This year I’m participating in the Seven Day Roguelike Competition, a contest to make a game in the roguelike genre in a week. (For those not familiar with it, roguelikes tend to be dungeon-crawlers with procedurally generated words, permanent character death, and often old-school graphics. There are frequently some variations from this rough description.)
I’m making a game known as ‘Trinkets’ until I think of a better name. It is a game in which a wizard strapped for cash loots a pocket dimension, and everything goes horribly wrong. It will experiment with a nontraditional power progression; you become weaker, then strong again, rather than a constant power level or steady increase. There will be a plot and randomly generated Trinkets.

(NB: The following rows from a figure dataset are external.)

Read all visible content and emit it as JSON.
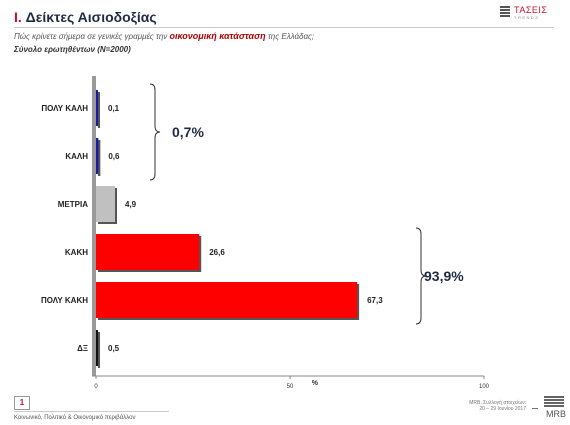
{
  "header": {
    "number": "I.",
    "title": "Δείκτες Αισιοδοξίας",
    "question_pre": "Πώς κρίνετε σήμερα σε γενικές γραμμές την ",
    "question_highlight": "οικονομική κατάσταση",
    "question_post": " της Ελλάδας;",
    "base": "Σύνολο ερωτηθέντων (N=2000)",
    "logo_name": "ΤΑΣΕΙΣ",
    "logo_sub": "TRENDS"
  },
  "chart_data": {
    "type": "bar",
    "orientation": "horizontal",
    "categories": [
      "ΠΟΛΥ ΚΑΛΗ",
      "ΚΑΛΗ",
      "ΜΕΤΡΙΑ",
      "ΚΑΚΗ",
      "ΠΟΛΥ ΚΑΚΗ",
      "ΔΞ"
    ],
    "values": [
      0.1,
      0.6,
      4.9,
      26.6,
      67.3,
      0.5
    ],
    "value_labels": [
      "0,1",
      "0,6",
      "4,9",
      "26,6",
      "67,3",
      "0,5"
    ],
    "colors": [
      "#1a1aa8",
      "#1a1aa8",
      "#c0c0c0",
      "#ff0000",
      "#ff0000",
      "#111111"
    ],
    "xlim": [
      0,
      100
    ],
    "xticks": [
      "0",
      "50",
      "100"
    ],
    "xlabel": "%",
    "grid": false,
    "groups": [
      {
        "label": "0,7%",
        "categories": [
          "ΠΟΛΥ ΚΑΛΗ",
          "ΚΑΛΗ"
        ]
      },
      {
        "label": "93,9%",
        "categories": [
          "ΚΑΚΗ",
          "ΠΟΛΥ ΚΑΚΗ"
        ]
      }
    ]
  },
  "footer": {
    "page": "1",
    "section": "Κοινωνικό, Πολιτικό & Οικονομικό περιβάλλον",
    "source_line1": "MRB, Συλλογή στοιχείων:",
    "source_line2": "20 – 29 Ιουνίου 2017",
    "logo": "MRB"
  }
}
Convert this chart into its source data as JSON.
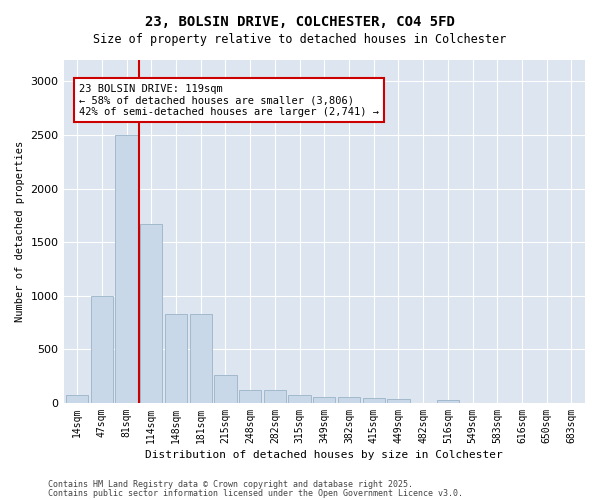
{
  "title1": "23, BOLSIN DRIVE, COLCHESTER, CO4 5FD",
  "title2": "Size of property relative to detached houses in Colchester",
  "xlabel": "Distribution of detached houses by size in Colchester",
  "ylabel": "Number of detached properties",
  "bins": [
    "14sqm",
    "47sqm",
    "81sqm",
    "114sqm",
    "148sqm",
    "181sqm",
    "215sqm",
    "248sqm",
    "282sqm",
    "315sqm",
    "349sqm",
    "382sqm",
    "415sqm",
    "449sqm",
    "482sqm",
    "516sqm",
    "549sqm",
    "583sqm",
    "616sqm",
    "650sqm",
    "683sqm"
  ],
  "values": [
    70,
    1000,
    2500,
    1670,
    830,
    830,
    260,
    120,
    120,
    70,
    55,
    55,
    50,
    40,
    0,
    30,
    0,
    0,
    0,
    0,
    0
  ],
  "bar_color": "#c8d8e8",
  "bar_edge_color": "#9ab4c8",
  "vline_pos": 2.5,
  "vline_color": "#cc0000",
  "annotation_text": "23 BOLSIN DRIVE: 119sqm\n← 58% of detached houses are smaller (3,806)\n42% of semi-detached houses are larger (2,741) →",
  "ylim": [
    0,
    3200
  ],
  "yticks": [
    0,
    500,
    1000,
    1500,
    2000,
    2500,
    3000
  ],
  "plot_bg_color": "#dde6f0",
  "fig_bg_color": "#ffffff",
  "footer1": "Contains HM Land Registry data © Crown copyright and database right 2025.",
  "footer2": "Contains public sector information licensed under the Open Government Licence v3.0."
}
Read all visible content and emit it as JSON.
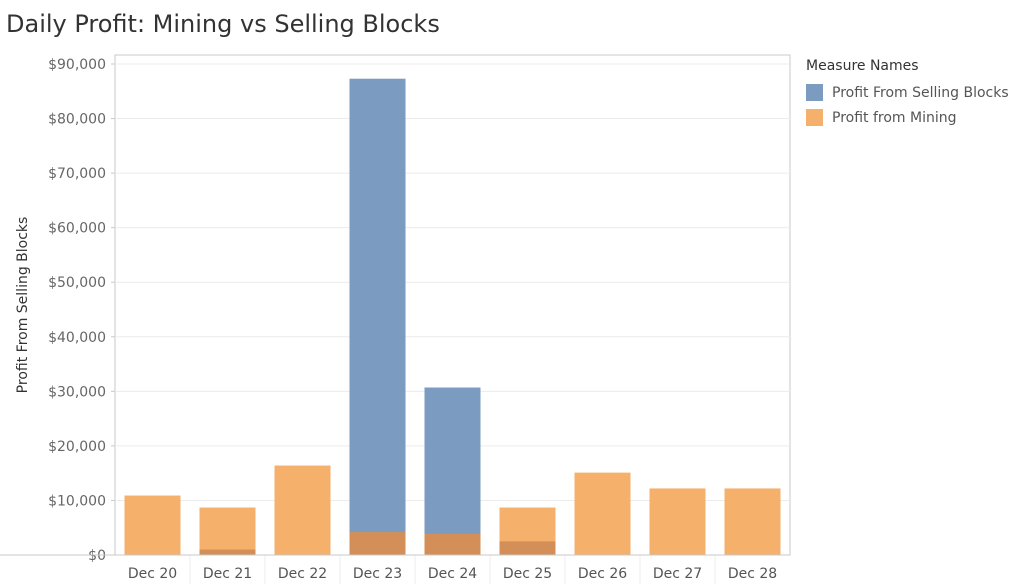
{
  "colors": {
    "selling": "#7b9bc1",
    "mining": "#f5b06c",
    "overlap": "#d38f57",
    "grid": "#ececec",
    "axis": "#c8c8c8"
  },
  "legend": {
    "title": "Measure Names",
    "items": [
      {
        "label": "Profit From Selling Blocks",
        "color": "#7b9bc1"
      },
      {
        "label": "Profit from Mining",
        "color": "#f5b06c"
      }
    ]
  },
  "chart_data": {
    "type": "bar",
    "title": "Daily Profit: Mining vs Selling Blocks",
    "xlabel": "",
    "ylabel": "Profit From Selling Blocks",
    "categories": [
      "Dec 20",
      "Dec 21",
      "Dec 22",
      "Dec 23",
      "Dec 24",
      "Dec 25",
      "Dec 26",
      "Dec 27",
      "Dec 28"
    ],
    "series": [
      {
        "name": "Profit From Selling Blocks",
        "values": [
          0,
          1000,
          0,
          4200,
          3900,
          2500,
          0,
          0,
          0
        ]
      },
      {
        "name": "Profit from Mining",
        "values": [
          10900,
          8700,
          16400,
          4200,
          3900,
          8700,
          15100,
          12200,
          12200
        ]
      }
    ],
    "selling_tall": [
      null,
      null,
      null,
      87300,
      30700,
      null,
      null,
      null,
      null
    ],
    "ylim": [
      0,
      90000
    ],
    "yticks": [
      0,
      10000,
      20000,
      30000,
      40000,
      50000,
      60000,
      70000,
      80000,
      90000
    ],
    "ytick_labels": [
      "$0",
      "$10,000",
      "$20,000",
      "$30,000",
      "$40,000",
      "$50,000",
      "$60,000",
      "$70,000",
      "$80,000",
      "$90,000"
    ],
    "grid": true,
    "legend_position": "right"
  }
}
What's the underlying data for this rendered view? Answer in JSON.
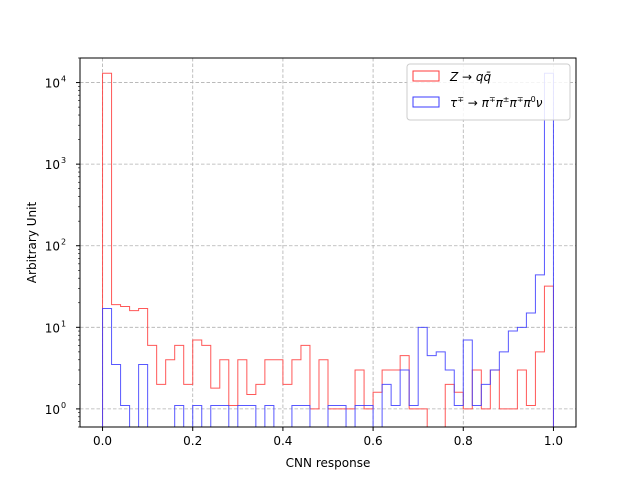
{
  "chart_data": {
    "type": "histogram-step",
    "xlabel": "CNN response",
    "ylabel": "Arbitrary Unit",
    "xlim": [
      -0.05,
      1.05
    ],
    "ylim": [
      0.6,
      20000
    ],
    "yscale": "log",
    "grid": true,
    "legend_position": "top-right",
    "x_ticks": [
      0.0,
      0.2,
      0.4,
      0.6,
      0.8,
      1.0
    ],
    "x_tick_labels": [
      "0.0",
      "0.2",
      "0.4",
      "0.6",
      "0.8",
      "1.0"
    ],
    "y_ticks": [
      1,
      10,
      100,
      1000,
      10000
    ],
    "y_tick_labels": [
      {
        "base": "10",
        "exp": "0"
      },
      {
        "base": "10",
        "exp": "1"
      },
      {
        "base": "10",
        "exp": "2"
      },
      {
        "base": "10",
        "exp": "3"
      },
      {
        "base": "10",
        "exp": "4"
      }
    ],
    "bin_edges_start": 0.0,
    "bin_width": 0.02,
    "series": [
      {
        "name": "Z → qq̄",
        "color": "#ff3b3b",
        "values": [
          13000,
          19,
          18,
          16,
          17,
          6,
          2,
          4,
          6,
          2,
          7,
          6,
          1.8,
          4,
          1.1,
          4,
          1.5,
          2,
          4,
          4,
          2,
          4,
          6,
          1,
          4,
          1,
          1,
          1,
          3,
          1,
          1.6,
          3,
          3,
          4.5,
          1,
          1,
          0.6,
          0.6,
          2,
          1.6,
          1,
          3,
          1,
          3,
          1,
          1,
          3,
          1.1,
          5,
          32
        ]
      },
      {
        "name": "τ∓ → π∓π±π∓π⁰ν",
        "color": "#3b3bff",
        "values": [
          17,
          3.5,
          1.1,
          0.6,
          3.5,
          0.6,
          0.6,
          0.6,
          1.1,
          0.6,
          1.1,
          0.6,
          1.1,
          1.1,
          0.6,
          1.1,
          1.1,
          0.6,
          1.1,
          0.6,
          0.6,
          1.1,
          1.1,
          0.6,
          0.6,
          1.1,
          1.1,
          0.6,
          1.1,
          1.1,
          0.6,
          2,
          1.1,
          3,
          1.1,
          10,
          4.5,
          5,
          3,
          1.1,
          7,
          1.1,
          2,
          3,
          5,
          9,
          10,
          15,
          44,
          13000
        ]
      }
    ],
    "legend": {
      "entries": [
        {
          "label_main": "Z → q",
          "label_sub": "",
          "tex": "Z → qq̄"
        },
        {
          "label_main": "τ∓ → π∓π±π∓π⁰ν",
          "label_sub": "",
          "tex": "τ∓ → π∓π±π∓π⁰ν"
        }
      ]
    }
  }
}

My time will be somewhat limited, as I am currently a college student, but after spending most of today programming I produced the following:

I’ve used some code from some past projects, specifically most of the data structures and UI code. I’m using python, with the libtcod library.
Current features:
- Move around…
- …on a procedurally generated map…
- …and hit things…
- …which hit you back, and can kill you if you’re not careful.
- Look for trinkets…
- …which have magic powers…
- …which are simply not as powerful (at least for now) as your spells.
- Speaking of spells, you have five (and will have six), which in combination make you nearly unstoppable…
- …at least until I implement the ‘everything goes horribly wrong’ part.